Albuquerque Journal

Tax bill sunset will require legislatin­g, not continuing

- Jim Hamill Jim Hamill is the director of tax practice at Reynolds, Hix & Co. in Albuquerqu­e. He can be reached at jimhamill@rhcocpa. com

Words are powerful. That has been said by so many people that there is no lone source to which it is attributed. Letters can also be powerful.

I have a hat that says “OU.” Another has two intersecti­ng “T”s. Another says “BU.” Each was purchased for me by one of my daughters.

If I wear the “OU,” people say “Boomer” as I walk by. The two “T”s induces “guns up” with two raised and tilted fingers. The “BU” brings “sic ‘em.”

Wear a cap with “CR” in Denver and people assume you are a Colorado Rockies fan.

Like the other examples, just two letters convey a powerful message.

In Washington D.C., the letters “CR” means something different. And yes, it must be something powerful.

So powerful that it can replace a normal budget that includes agreements on what to spend and how to fund that spending.

“CR” means continuing resolution. Our nation has a budget. In the last 47 years, the nation adopted a budget at the start of a fiscal year just three times. The last time was 1997.

When the nation fails to adopt a budget, its activities can shut down. To prevent this, Congress says, “Let’s just keep doing what we were doing.”

Budget? We don’t need no stinking budget. We’ll just resolve to continue. Yes, that’s right. And we’ll call it a continuing resolution.

In December 2017, our nation passed a tax bill. When we reach December of 2025, we will not be able to simply resolve to continue this tax bill.

We will have to do more than that. The two houses of Congress and the president will need to legislate. A CR will not do the trick.

We’ve had a little trouble legislatin­g lately. If that continues, the citizens will face a $3.4 trillion tax increase for the 10-year period beginning in 2026.

Tax policy analysts are all over this. Legislator­s are not. It’s coming in 21 months. Failure to plan will be planning to fail.

A do-nothing Congress can reduce future budget deficits by $3.9 trillion through 2035. That’s the tax increase with savings in interest charges.

Tax rate increases will raise an added $1.8 trillion. Dropping the special 20% deduction for business income will add $548 billion.

Reducing the exemption allowed for estate tax transfers will raise $126.5 billion.
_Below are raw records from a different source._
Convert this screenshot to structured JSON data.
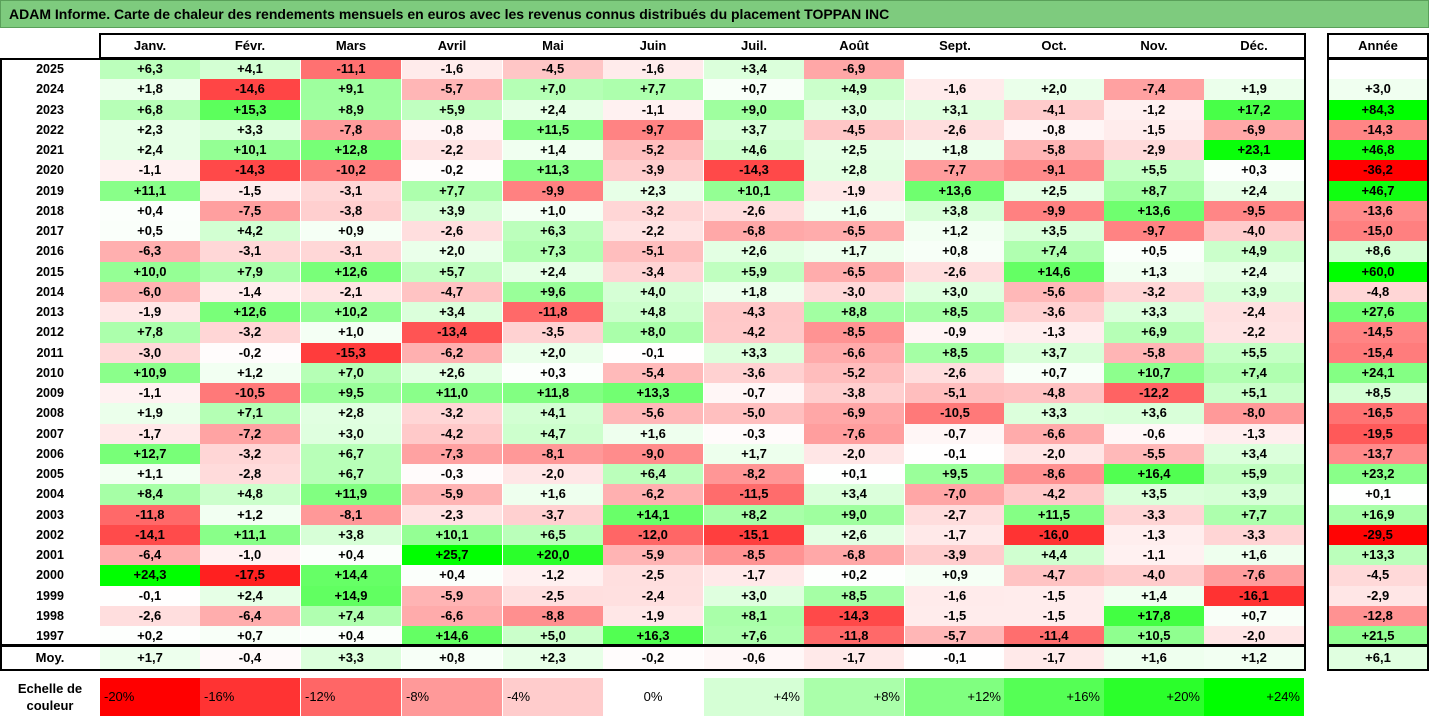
{
  "title": "ADAM Informe. Carte de chaleur des rendements mensuels en euros avec les revenus connus distribués du placement TOPPAN INC",
  "chart_data": {
    "type": "heatmap",
    "columns": [
      "Janv.",
      "Févr.",
      "Mars",
      "Avril",
      "Mai",
      "Juin",
      "Juil.",
      "Août",
      "Sept.",
      "Oct.",
      "Nov.",
      "Déc."
    ],
    "annual_label": "Année",
    "avg_label": "Moy.",
    "years": [
      "2025",
      "2024",
      "2023",
      "2022",
      "2021",
      "2020",
      "2019",
      "2018",
      "2017",
      "2016",
      "2015",
      "2014",
      "2013",
      "2012",
      "2011",
      "2010",
      "2009",
      "2008",
      "2007",
      "2006",
      "2005",
      "2004",
      "2003",
      "2002",
      "2001",
      "2000",
      "1999",
      "1998",
      "1997"
    ],
    "values": [
      [
        "+6,3",
        "+4,1",
        "-11,1",
        "-1,6",
        "-4,5",
        "-1,6",
        "+3,4",
        "-6,9",
        "",
        "",
        "",
        ""
      ],
      [
        "+1,8",
        "-14,6",
        "+9,1",
        "-5,7",
        "+7,0",
        "+7,7",
        "+0,7",
        "+4,9",
        "-1,6",
        "+2,0",
        "-7,4",
        "+1,9"
      ],
      [
        "+6,8",
        "+15,3",
        "+8,9",
        "+5,9",
        "+2,4",
        "-1,1",
        "+9,0",
        "+3,0",
        "+3,1",
        "-4,1",
        "-1,2",
        "+17,2"
      ],
      [
        "+2,3",
        "+3,3",
        "-7,8",
        "-0,8",
        "+11,5",
        "-9,7",
        "+3,7",
        "-4,5",
        "-2,6",
        "-0,8",
        "-1,5",
        "-6,9"
      ],
      [
        "+2,4",
        "+10,1",
        "+12,8",
        "-2,2",
        "+1,4",
        "-5,2",
        "+4,6",
        "+2,5",
        "+1,8",
        "-5,8",
        "-2,9",
        "+23,1"
      ],
      [
        "-1,1",
        "-14,3",
        "-10,2",
        "-0,2",
        "+11,3",
        "-3,9",
        "-14,3",
        "+2,8",
        "-7,7",
        "-9,1",
        "+5,5",
        "+0,3"
      ],
      [
        "+11,1",
        "-1,5",
        "-3,1",
        "+7,7",
        "-9,9",
        "+2,3",
        "+10,1",
        "-1,9",
        "+13,6",
        "+2,5",
        "+8,7",
        "+2,4"
      ],
      [
        "+0,4",
        "-7,5",
        "-3,8",
        "+3,9",
        "+1,0",
        "-3,2",
        "-2,6",
        "+1,6",
        "+3,8",
        "-9,9",
        "+13,6",
        "-9,5"
      ],
      [
        "+0,5",
        "+4,2",
        "+0,9",
        "-2,6",
        "+6,3",
        "-2,2",
        "-6,8",
        "-6,5",
        "+1,2",
        "+3,5",
        "-9,7",
        "-4,0"
      ],
      [
        "-6,3",
        "-3,1",
        "-3,1",
        "+2,0",
        "+7,3",
        "-5,1",
        "+2,6",
        "+1,7",
        "+0,8",
        "+7,4",
        "+0,5",
        "+4,9"
      ],
      [
        "+10,0",
        "+7,9",
        "+12,6",
        "+5,7",
        "+2,4",
        "-3,4",
        "+5,9",
        "-6,5",
        "-2,6",
        "+14,6",
        "+1,3",
        "+2,4"
      ],
      [
        "-6,0",
        "-1,4",
        "-2,1",
        "-4,7",
        "+9,6",
        "+4,0",
        "+1,8",
        "-3,0",
        "+3,0",
        "-5,6",
        "-3,2",
        "+3,9"
      ],
      [
        "-1,9",
        "+12,6",
        "+10,2",
        "+3,4",
        "-11,8",
        "+4,8",
        "-4,3",
        "+8,8",
        "+8,5",
        "-3,6",
        "+3,3",
        "-2,4"
      ],
      [
        "+7,8",
        "-3,2",
        "+1,0",
        "-13,4",
        "-3,5",
        "+8,0",
        "-4,2",
        "-8,5",
        "-0,9",
        "-1,3",
        "+6,9",
        "-2,2"
      ],
      [
        "-3,0",
        "-0,2",
        "-15,3",
        "-6,2",
        "+2,0",
        "-0,1",
        "+3,3",
        "-6,6",
        "+8,5",
        "+3,7",
        "-5,8",
        "+5,5"
      ],
      [
        "+10,9",
        "+1,2",
        "+7,0",
        "+2,6",
        "+0,3",
        "-5,4",
        "-3,6",
        "-5,2",
        "-2,6",
        "+0,7",
        "+10,7",
        "+7,4"
      ],
      [
        "-1,1",
        "-10,5",
        "+9,5",
        "+11,0",
        "+11,8",
        "+13,3",
        "-0,7",
        "-3,8",
        "-5,1",
        "-4,8",
        "-12,2",
        "+5,1"
      ],
      [
        "+1,9",
        "+7,1",
        "+2,8",
        "-3,2",
        "+4,1",
        "-5,6",
        "-5,0",
        "-6,9",
        "-10,5",
        "+3,3",
        "+3,6",
        "-8,0"
      ],
      [
        "-1,7",
        "-7,2",
        "+3,0",
        "-4,2",
        "+4,7",
        "+1,6",
        "-0,3",
        "-7,6",
        "-0,7",
        "-6,6",
        "-0,6",
        "-1,3"
      ],
      [
        "+12,7",
        "-3,2",
        "+6,7",
        "-7,3",
        "-8,1",
        "-9,0",
        "+1,7",
        "-2,0",
        "-0,1",
        "-2,0",
        "-5,5",
        "+3,4"
      ],
      [
        "+1,1",
        "-2,8",
        "+6,7",
        "-0,3",
        "-2,0",
        "+6,4",
        "-8,2",
        "+0,1",
        "+9,5",
        "-8,6",
        "+16,4",
        "+5,9"
      ],
      [
        "+8,4",
        "+4,8",
        "+11,9",
        "-5,9",
        "+1,6",
        "-6,2",
        "-11,5",
        "+3,4",
        "-7,0",
        "-4,2",
        "+3,5",
        "+3,9"
      ],
      [
        "-11,8",
        "+1,2",
        "-8,1",
        "-2,3",
        "-3,7",
        "+14,1",
        "+8,2",
        "+9,0",
        "-2,7",
        "+11,5",
        "-3,3",
        "+7,7"
      ],
      [
        "-14,1",
        "+11,1",
        "+3,8",
        "+10,1",
        "+6,5",
        "-12,0",
        "-15,1",
        "+2,6",
        "-1,7",
        "-16,0",
        "-1,3",
        "-3,3"
      ],
      [
        "-6,4",
        "-1,0",
        "+0,4",
        "+25,7",
        "+20,0",
        "-5,9",
        "-8,5",
        "-6,8",
        "-3,9",
        "+4,4",
        "-1,1",
        "+1,6"
      ],
      [
        "+24,3",
        "-17,5",
        "+14,4",
        "+0,4",
        "-1,2",
        "-2,5",
        "-1,7",
        "+0,2",
        "+0,9",
        "-4,7",
        "-4,0",
        "-7,6"
      ],
      [
        "-0,1",
        "+2,4",
        "+14,9",
        "-5,9",
        "-2,5",
        "-2,4",
        "+3,0",
        "+8,5",
        "-1,6",
        "-1,5",
        "+1,4",
        "-16,1"
      ],
      [
        "-2,6",
        "-6,4",
        "+7,4",
        "-6,6",
        "-8,8",
        "-1,9",
        "+8,1",
        "-14,3",
        "-1,5",
        "-1,5",
        "+17,8",
        "+0,7"
      ],
      [
        "+0,2",
        "+0,7",
        "+0,4",
        "+14,6",
        "+5,0",
        "+16,3",
        "+7,6",
        "-11,8",
        "-5,7",
        "-11,4",
        "+10,5",
        "-2,0"
      ]
    ],
    "annual": [
      "",
      "+3,0",
      "+84,3",
      "-14,3",
      "+46,8",
      "-36,2",
      "+46,7",
      "-13,6",
      "-15,0",
      "+8,6",
      "+60,0",
      "-4,8",
      "+27,6",
      "-14,5",
      "-15,4",
      "+24,1",
      "+8,5",
      "-16,5",
      "-19,5",
      "-13,7",
      "+23,2",
      "+0,1",
      "+16,9",
      "-29,5",
      "+13,3",
      "-4,5",
      "-2,9",
      "-12,8",
      "+21,5"
    ],
    "averages": [
      "+1,7",
      "-0,4",
      "+3,3",
      "+0,8",
      "+2,3",
      "-0,2",
      "-0,6",
      "-1,7",
      "-0,1",
      "-1,7",
      "+1,6",
      "+1,2"
    ],
    "annual_avg": "+6,1",
    "scale_label": "Echelle de couleur",
    "scale": [
      "-20%",
      "-16%",
      "-12%",
      "-8%",
      "-4%",
      "0%",
      "+4%",
      "+8%",
      "+12%",
      "+16%",
      "+20%",
      "+24%"
    ],
    "scale_values": [
      -20,
      -16,
      -12,
      -8,
      -4,
      0,
      4,
      8,
      12,
      16,
      20,
      24
    ]
  }
}
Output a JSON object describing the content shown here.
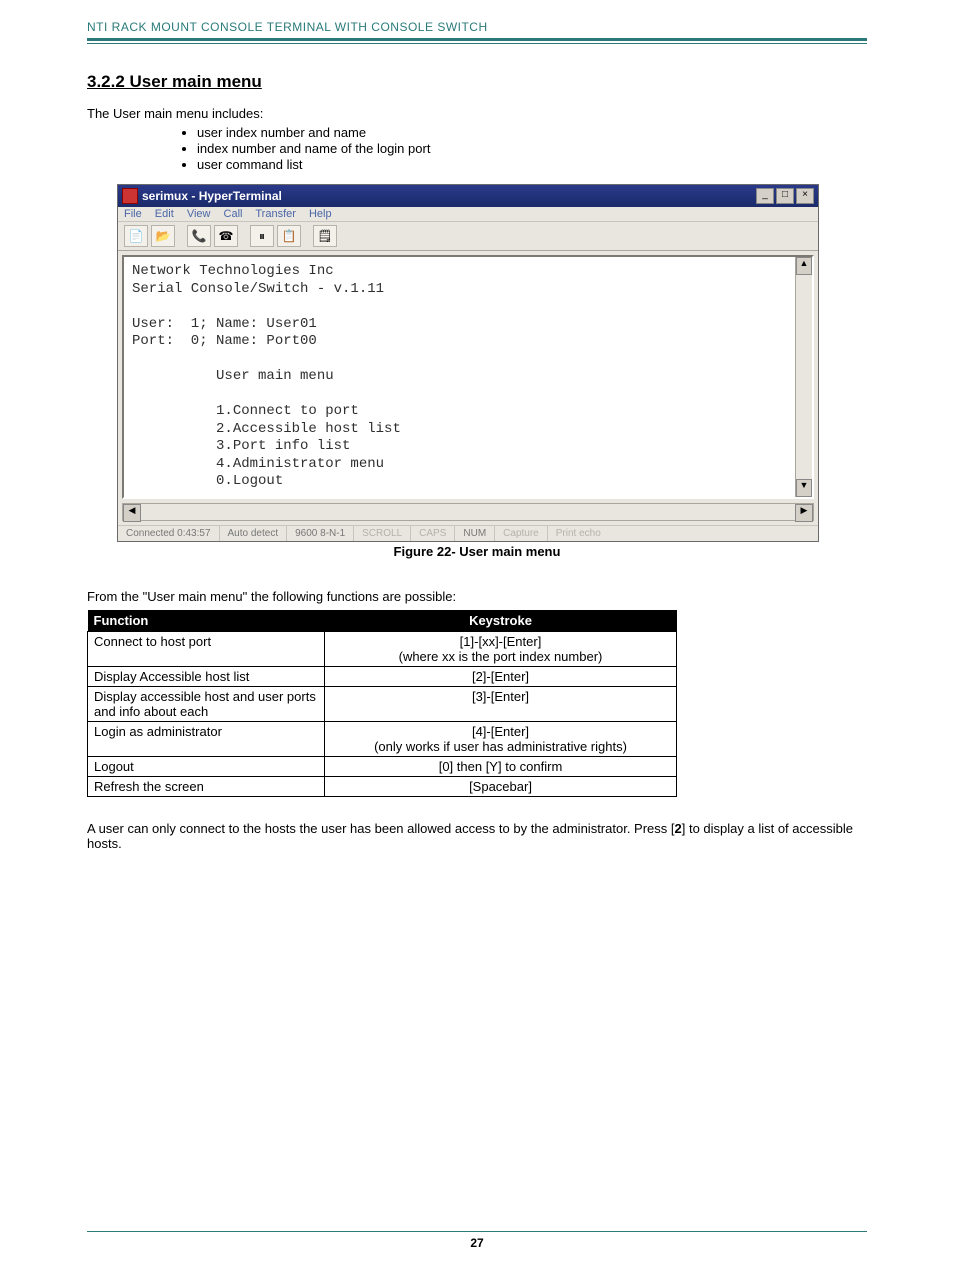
{
  "header": {
    "title": "NTI RACK MOUNT CONSOLE TERMINAL WITH CONSOLE SWITCH"
  },
  "section": {
    "heading": "3.2.2 User main menu",
    "intro": "The User main menu includes:"
  },
  "bullets": [
    "user index number and name",
    "index number and name of the login port",
    "user command list"
  ],
  "ht": {
    "title": "serimux - HyperTerminal",
    "menus": [
      "File",
      "Edit",
      "View",
      "Call",
      "Transfer",
      "Help"
    ],
    "toolbar_icons": [
      "📄",
      "📂",
      "📞",
      "☎",
      "⏸",
      "📋",
      "🗒"
    ],
    "win_min": "_",
    "win_max": "□",
    "win_close": "×",
    "scroll_up": "▲",
    "scroll_down": "▼",
    "scroll_left": "◀",
    "scroll_right": "▶",
    "term": "Network Technologies Inc\nSerial Console/Switch - v.1.11\n\nUser:  1; Name: User01\nPort:  0; Name: Port00\n\n          User main menu\n\n          1.Connect to port\n          2.Accessible host list\n          3.Port info list\n          4.Administrator menu\n          0.Logout",
    "status": {
      "connected": "Connected 0:43:57",
      "detect": "Auto detect",
      "settings": "9600 8-N-1",
      "scroll": "SCROLL",
      "caps": "CAPS",
      "num": "NUM",
      "capture": "Capture",
      "echo": "Print echo"
    }
  },
  "caption": "Figure 22- User main menu",
  "lead": "From the \"User main menu\" the following functions are possible:",
  "table": {
    "headers": {
      "fn": "Function",
      "ks": "Keystroke"
    },
    "rows": [
      {
        "fn": "Connect to host port",
        "ks": "[1]-[xx]-[Enter]\n(where xx is the port index number)"
      },
      {
        "fn": "Display Accessible host list",
        "ks": "[2]-[Enter]"
      },
      {
        "fn": "Display accessible host and user ports and info about each",
        "ks": "[3]-[Enter]"
      },
      {
        "fn": "Login as administrator",
        "ks": "[4]-[Enter]\n(only works if user has administrative rights)"
      },
      {
        "fn": "Logout",
        "ks": "[0]  then [Y] to confirm"
      },
      {
        "fn": "Refresh the screen",
        "ks": "[Spacebar]"
      }
    ]
  },
  "note": {
    "pre": "A user can only connect to the hosts the user has been allowed access to by the administrator.   Press [",
    "key": "2",
    "post": "] to display a list of accessible hosts."
  },
  "footer": {
    "page": "27"
  }
}
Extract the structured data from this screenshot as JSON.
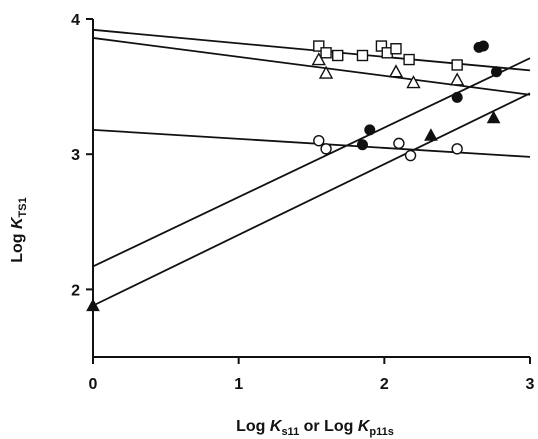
{
  "chart_data": {
    "type": "scatter",
    "xlabel": {
      "prefix": "Log ",
      "k1": "K",
      "sub1": "s11",
      "mid": " or Log ",
      "k2": "K",
      "sub2": "p11s"
    },
    "ylabel": {
      "prefix": "Log ",
      "k": "K",
      "sub": "TS1"
    },
    "xlim": [
      0,
      3
    ],
    "ylim": [
      1.5,
      4
    ],
    "x_ticks": [
      0,
      1,
      2,
      3
    ],
    "x_tick_labels": [
      "0",
      "1",
      "2",
      "3"
    ],
    "y_ticks": [
      2,
      3,
      4
    ],
    "y_tick_labels": [
      "2",
      "3",
      "4"
    ],
    "grid": false,
    "series": [
      {
        "marker": "open-square",
        "points": [
          [
            1.55,
            3.8
          ],
          [
            1.6,
            3.75
          ],
          [
            1.68,
            3.73
          ],
          [
            1.85,
            3.73
          ],
          [
            1.98,
            3.8
          ],
          [
            2.02,
            3.75
          ],
          [
            2.08,
            3.78
          ],
          [
            2.17,
            3.7
          ],
          [
            2.5,
            3.66
          ]
        ]
      },
      {
        "marker": "open-triangle",
        "points": [
          [
            1.55,
            3.7
          ],
          [
            1.6,
            3.6
          ],
          [
            2.08,
            3.61
          ],
          [
            2.2,
            3.53
          ],
          [
            2.5,
            3.55
          ]
        ]
      },
      {
        "marker": "open-circle",
        "points": [
          [
            1.55,
            3.1
          ],
          [
            1.6,
            3.04
          ],
          [
            2.1,
            3.08
          ],
          [
            2.18,
            2.99
          ],
          [
            2.5,
            3.04
          ]
        ]
      },
      {
        "marker": "filled-circle",
        "points": [
          [
            1.85,
            3.07
          ],
          [
            1.9,
            3.18
          ],
          [
            2.5,
            3.42
          ],
          [
            2.65,
            3.79
          ],
          [
            2.68,
            3.8
          ],
          [
            2.77,
            3.61
          ]
        ]
      },
      {
        "marker": "filled-triangle",
        "points": [
          [
            0.0,
            1.88
          ],
          [
            2.32,
            3.14
          ],
          [
            2.75,
            3.27
          ]
        ]
      }
    ],
    "lines": [
      {
        "x1": 0,
        "y1": 3.92,
        "x2": 3,
        "y2": 3.62
      },
      {
        "x1": 0,
        "y1": 3.86,
        "x2": 3,
        "y2": 3.44
      },
      {
        "x1": 0,
        "y1": 3.18,
        "x2": 3,
        "y2": 2.98
      },
      {
        "x1": 0,
        "y1": 2.17,
        "x2": 3,
        "y2": 3.71
      },
      {
        "x1": 0,
        "y1": 1.88,
        "x2": 3,
        "y2": 3.45
      }
    ]
  }
}
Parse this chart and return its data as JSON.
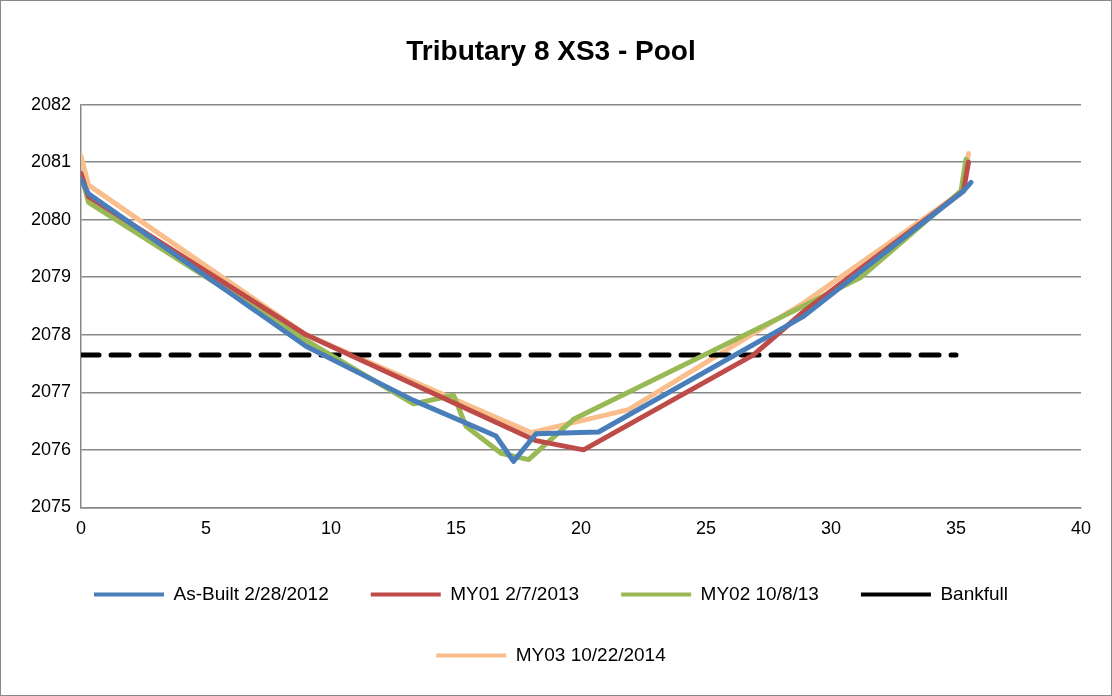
{
  "chart_data": {
    "type": "line",
    "title": "Tributary 8 XS3 - Pool",
    "xlim": [
      0,
      40
    ],
    "xticks": [
      0,
      5,
      10,
      15,
      20,
      25,
      30,
      35,
      40
    ],
    "ylim": [
      2075,
      2082
    ],
    "yticks": [
      2075,
      2076,
      2077,
      2078,
      2079,
      2080,
      2081,
      2082
    ],
    "grid": "y",
    "legend": "bottom",
    "marker": "none",
    "series": [
      {
        "name": "As-Built 2/28/2012",
        "color": "#4a7ebb",
        "line_style": "solid",
        "x": [
          0,
          0.3,
          9,
          13.3,
          16.6,
          17.3,
          18.2,
          20.7,
          28.9,
          35.3,
          35.6
        ],
        "values": [
          2080.7,
          2080.45,
          2077.8,
          2076.86,
          2076.24,
          2075.8,
          2076.28,
          2076.31,
          2078.32,
          2080.5,
          2080.65
        ]
      },
      {
        "name": "MY01 2/7/2013",
        "color": "#be4b48",
        "line_style": "solid",
        "x": [
          0,
          0.3,
          9,
          18.2,
          20.1,
          26.9,
          28.9,
          35.3,
          35.5
        ],
        "values": [
          2080.8,
          2080.4,
          2078.0,
          2076.16,
          2076.0,
          2077.65,
          2078.4,
          2080.5,
          2081.0
        ]
      },
      {
        "name": "MY02 10/8/13",
        "color": "#98b954",
        "line_style": "solid",
        "x": [
          0,
          0.3,
          9,
          13.3,
          14.9,
          15.4,
          16.8,
          17.9,
          19.7,
          28.9,
          31.2,
          35.2,
          35.4
        ],
        "values": [
          2080.8,
          2080.3,
          2077.9,
          2076.8,
          2076.95,
          2076.41,
          2075.94,
          2075.83,
          2076.53,
          2078.5,
          2079.0,
          2080.5,
          2081.05
        ]
      },
      {
        "name": "Bankfull",
        "color": "#000000",
        "line_style": "dashed",
        "x": [
          0,
          35
        ],
        "values": [
          2077.65,
          2077.65
        ]
      },
      {
        "name": "MY03 10/22/2014",
        "color": "#f9be8c",
        "line_style": "solid",
        "x": [
          0,
          0.3,
          9,
          18,
          21.9,
          28.9,
          35.3,
          35.5
        ],
        "values": [
          2081.1,
          2080.6,
          2078.0,
          2076.3,
          2076.7,
          2078.55,
          2080.5,
          2081.15
        ]
      }
    ]
  }
}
Reducing the “standard” deduction will cost our citizens $1 trillion.

These numbers are all on the revenue side of the federal budget process. The figures given assume all else is held constant. For example, expenses follow a CR.

If the tax policy wonks are all over this, what are they saying? Something is likely to happen by 2026. Something may not happen by 2026.

When we watch Congress adopt CRs over and over, it’s quite a challenge to believe that that same legislativ­e body will act decisively on the 2025 expiration of the tax cuts.

The 2017 law was a Republican-only law. However, Democrats do support some of its provisions.

The most hopeful scenario seems to be that with a divided government, many of the 2017 provisions will be kicked down the road through a give-andtake process.

For this to happen, it is expected that everything is on the table, including 2017 provisions that do not expire. For example, the 21% corporate tax rate.

One side likes the higher estate tax exemption. The other likes higher corporate tax rates. Give and take exists for other provisions as well.

Although we have only adopted three timely budgets in 47 years, and none in 27 years, there is a history of bipartisan negotiatio­n on expiring tax provisions.

No legislator seems to want to deal with out-of-control spending. This explains the continuous use of the CR.

Legislator­s seem more willing to deal with out-of-control tax cuts. Cutting revenues and raising expenditur­es both seem to be popular.

Of course, this is not a logical approach to budgeting. But the CR seems to make voters happy.

Voters say they are angry. They may also support spending cuts in principle. But when it comes to specific cuts, it seems that just continuing as is works for incumbents.

It may be that continuing tax cuts will work also.